Are there any international instruments of persuasion available to address the Malaysian scandal? The UN’s Convention against Corruption, operative since 2005, contains no effective machinery to enforce compliance. In recent decades the Commonwealth of Nations has on several occasions pronounced judgment on abuses of internal governance in member states, but the targets have generally been military coups – hence the suspension of Nigeria, two suspensions of Pakistan and most recently two suspensions of Fiji.
Nevertheless, the quite far-reaching Commonwealth Charter, adopted in 2013, makes specific and hard-hitting references to the need to combat corruption. Somewhat ironically, the Commonwealth’s Eminent Persons Group, which drafted the Charter, was chaired by the then Malaysian Prime Minister, Tun Abdullah Badawi, Najib’s predecessor. Article 6 of the Charter says: “We reiterate our commitment to promote good governance through the rule of law, to ensure transparency and accountability and to root out, both at national and international level, systemic and systematic corruption”.
Although it’s unlikely that a friendly Commonwealth state would be eager to initiate collective discussion of Malaysia’s current scandal, it might be open to an aggrieved political party or parliamentary group to lodge a formal complaint with the Commonwealth Secretariat in London. The Commonwealth Secretary-General would then surely have little choice but to refer the complaint to the Ministerial Action Group, a sitting panel of Commonwealth foreign ministers, usually chaired by a head of government.
Malaysia is a sophisticated if heavily flawed polity and until recently boasted a fast-growing economy, attracting massive foreign investment. Its reduced ranking on the international corruption index and unflattering media coverage across the world is surely distressing to millions of its educated middle-class citizens. Meanwhile the key opposition parties have re-grouped and re-named themselves the Alliance of Hope. At least it is not the Alliance of Despair!

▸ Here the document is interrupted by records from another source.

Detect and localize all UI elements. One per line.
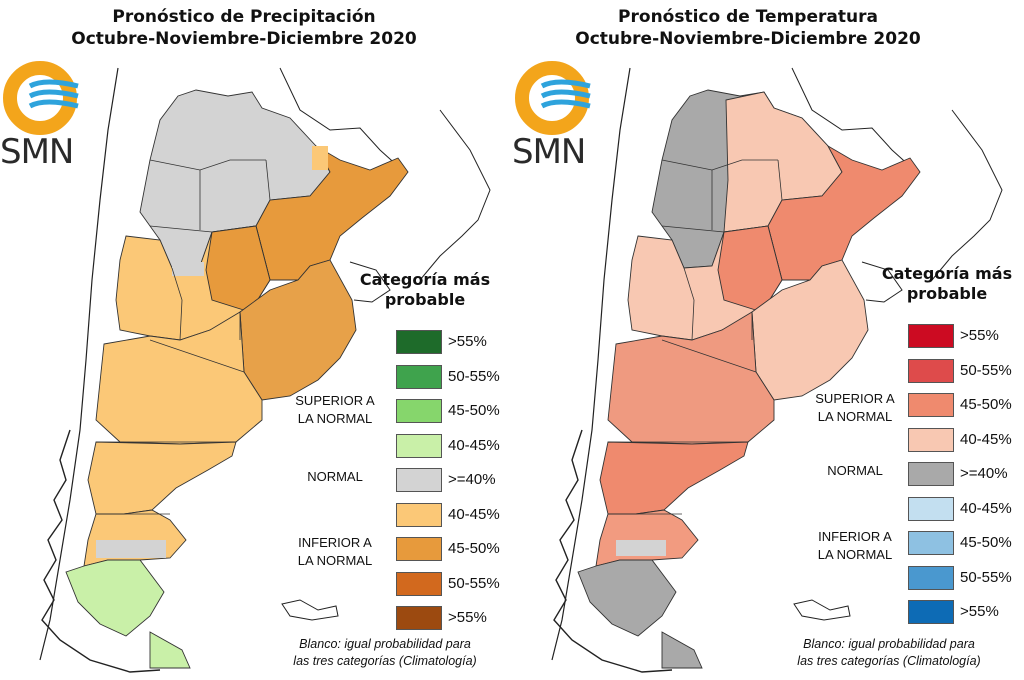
- chile-fjords: [41, 429, 161, 673]
- legend-swatch: [908, 600, 954, 624]
- malvinas-islands: [281, 599, 339, 621]
- legend-label: >55%: [448, 333, 487, 350]
- legend-label: 50-55%: [448, 367, 500, 385]
- logo-text: SMN: [512, 132, 586, 172]
- precipitation-fields: [65, 89, 409, 669]
- region-southern-tip: [65, 559, 165, 637]
- uruguay-border-line: [861, 261, 903, 303]
- legend-label: 40-45%: [448, 436, 500, 454]
- logo-orange-ring: [3, 61, 77, 135]
- legend-label: >=40%: [448, 471, 496, 488]
- temperature-map: [551, 67, 1003, 673]
- legend-label: >55%: [960, 327, 999, 344]
- legend-title: Categoría más probable: [350, 270, 500, 310]
- legend-label: 50-55%: [960, 568, 1012, 586]
- logo-blue-wave: [540, 99, 591, 109]
- logo-blue-wave: [540, 79, 591, 89]
- chile-border-line: [39, 67, 119, 661]
- legend-label: 45-50%: [448, 402, 500, 419]
- logo-blue-wave: [28, 79, 79, 89]
- legend-label: 40-45%: [448, 505, 500, 523]
- legend-label: 45-50%: [960, 534, 1012, 551]
- logo-blue-wave: [540, 89, 591, 99]
- legend-title-line-2: probable: [906, 284, 988, 303]
- title-line-1: Pronóstico de Temperatura: [618, 7, 878, 27]
- legend-swatch: [908, 531, 954, 555]
- legend-title: Categoría más probable: [872, 264, 1022, 304]
- logo-orange-ring: [515, 61, 589, 135]
- legend-swatch: [908, 565, 954, 590]
- precipitation-forecast-panel: Pronóstico de Precipitación Octubre-Novi…: [0, 6, 500, 673]
- grey-patch: [172, 262, 204, 276]
- region-tierra-del-fuego: [661, 631, 703, 669]
- legend-swatch: [908, 358, 954, 383]
- legend-label: 45-50%: [960, 396, 1012, 413]
- legend-swatch: [396, 502, 442, 527]
- grey-patch: [616, 540, 666, 556]
- logo-blue-wave: [28, 89, 79, 99]
- legend-label: 50-55%: [960, 361, 1012, 379]
- region-southern-tip: [577, 559, 677, 637]
- title-line-2: Octubre-Noviembre-Diciembre 2020: [575, 29, 921, 49]
- category-normal: NORMAL: [827, 463, 883, 478]
- uruguay-border-line: [349, 261, 391, 303]
- title-line-2: Octubre-Noviembre-Diciembre 2020: [71, 29, 417, 49]
- temperature-forecast-panel: Pronóstico de Temperatura Octubre-Noviem…: [512, 0, 1024, 680]
- brazil-coast-line: [931, 109, 1003, 281]
- legend-label: 50-55%: [448, 574, 500, 592]
- category-normal: NORMAL: [307, 469, 363, 484]
- category-below-normal: INFERIOR A LA NORMAL: [297, 535, 373, 568]
- chile-border-line: [551, 67, 631, 661]
- legend-swatch: [908, 462, 954, 486]
- logo-blue-wave: [28, 99, 79, 109]
- region-tierra-del-fuego: [149, 631, 191, 669]
- white-note: Blanco: igual probabilidad para las tres…: [293, 637, 477, 668]
- logo-text: SMN: [0, 132, 74, 172]
- legend-label: 45-50%: [448, 540, 500, 557]
- legend-swatch: [908, 496, 954, 521]
- legend-swatch: [908, 324, 954, 348]
- legend-label: >55%: [960, 603, 999, 620]
- category-below-normal: INFERIOR A LA NORMAL: [817, 529, 893, 562]
- title-line-1: Pronóstico de Precipitación: [112, 7, 376, 27]
- legend-swatch: [396, 399, 442, 423]
- legend-swatch: [396, 364, 442, 389]
- legend-label: 40-45%: [960, 499, 1012, 517]
- legend-swatch: [396, 330, 442, 354]
- legend-title-line-1: Categoría más: [359, 270, 491, 289]
- category-above-normal: SUPERIOR A LA NORMAL: [295, 393, 375, 426]
- legend-title-line-1: Categoría más: [881, 264, 1013, 283]
- legend-swatch: [396, 537, 442, 561]
- precipitation-map: [39, 67, 491, 673]
- legend-label: >55%: [448, 609, 487, 626]
- region-patagonia-north: [87, 441, 237, 515]
- neighbor-border-line: [279, 67, 401, 169]
- legend-swatch: [396, 571, 442, 596]
- temperature-map-title: Pronóstico de Temperatura Octubre-Noviem…: [512, 6, 1004, 50]
- smn-logo: [3, 61, 79, 135]
- precipitation-map-title: Pronóstico de Precipitación Octubre-Novi…: [0, 6, 500, 50]
- legend-swatch: [396, 433, 442, 458]
- legend-label: 40-45%: [960, 430, 1012, 448]
- legend-swatch: [396, 606, 442, 630]
- chile-fjords: [553, 429, 673, 673]
- region-patagonia-north: [599, 441, 749, 515]
- province-borders: [96, 159, 271, 515]
- legend-label: >=40%: [960, 465, 1008, 482]
- grey-patch: [312, 146, 328, 170]
- malvinas-islands: [793, 599, 851, 621]
- region-patagonia-south: [595, 509, 699, 567]
- legend-title-line-2: probable: [384, 290, 466, 309]
- temperature-fields: [577, 89, 921, 669]
- brazil-coast-line: [419, 109, 491, 281]
- grey-patch: [96, 540, 166, 558]
- smn-logo: [515, 61, 591, 135]
- legend-swatch: [908, 393, 954, 417]
- legend-swatch: [908, 427, 954, 452]
- neighbor-border-line: [791, 67, 913, 169]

Peter Boyce AO is an Adjunct Professor in the University of Tasmania’s Politics and International Relations Program and President of AIIA Tasmania Branch. He has written on Malaysian affairs across several decades. He was guest speaker at a conference of the Malaysian Anti-Corruption Foundation in December 2015. This article is published under a Creative Commons Licence. It may be republished with permission.